George’s eyes opened wide as he cottoned on to what Pen was saying. “You’re thinking that Mended Hearts should be a community project,” he said.

“Why not?” Pen said. “We could take it in turns to run it, we could donate profits to charity, we could keep our bookshop.”

George blew out a breath. “Yeah, that’s all very well. But you do realize that before we do any of those things, we have to do something a lot bigger and more important.”

“Of course,” Pen said with a gleam in her eye. “We have to buy the bookshop.”

Chapter Nine

As a child, Ash spent plenty of time alone. What with being an only child and her mother being busy arranging weddings and divorces, it wasn’t like there was a constant stream of children in and out of her house. Not that she’d really minded.

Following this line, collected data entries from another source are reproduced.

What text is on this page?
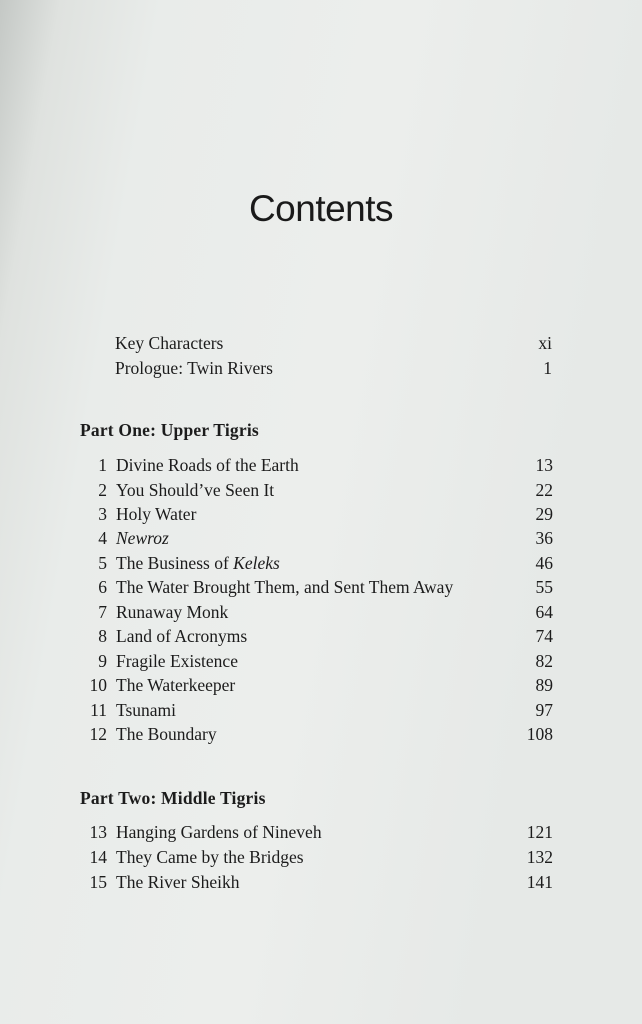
Contents
Key Characters	xi
Prologue: Twin Rivers	1
Part One: Upper Tigris
1 Divine Roads of the Earth	13
2 You Should’ve Seen It	22
3 Holy Water	29
4 Newroz	36
5 The Business of Keleks	46
6 The Water Brought Them, and Sent Them Away	55
7 Runaway Monk	64
8 Land of Acronyms	74
9 Fragile Existence	82
10 The Waterkeeper	89
11 Tsunami	97
12 The Boundary	108
Part Two: Middle Tigris
13 Hanging Gardens of Nineveh	121
14 They Came by the Bridges	132
15 The River Sheikh	141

She’d been happy with a book or a game or a TV program.

And being up in the little bookshop attic reminded her a lot of being a child, maybe it was the solitariness of it. Maybe it was just the idea of sneaking away from normal life for a while.

She poked through dusty boxes, finding Christmas decorations and discarded books. A whole set of boxes contained clothes and she pulled some out, trying to gauge what Mary had liked to wear. Trousers was the overwhelming answer. Trousers and shirts and a few hippy kind of dresses.

There was a set of smaller boxes near the roof hatch and Ash had to sit down to get to those. As she sat, she heard a meowing from the bottom of the ladder. The orange cat was standing on its hind paws with its front paws on the third rung.

“Pshht, get away from there,” Ash said. “Go on, get.”

Instead, the animal bounded up the ladder and Ash groaned. She had visions of chasing the thing around the attic.

“When I’m done here, we’re leaving. And if you don’t leave when I tell you to, I’m going to close the hatch on you,” she warned it.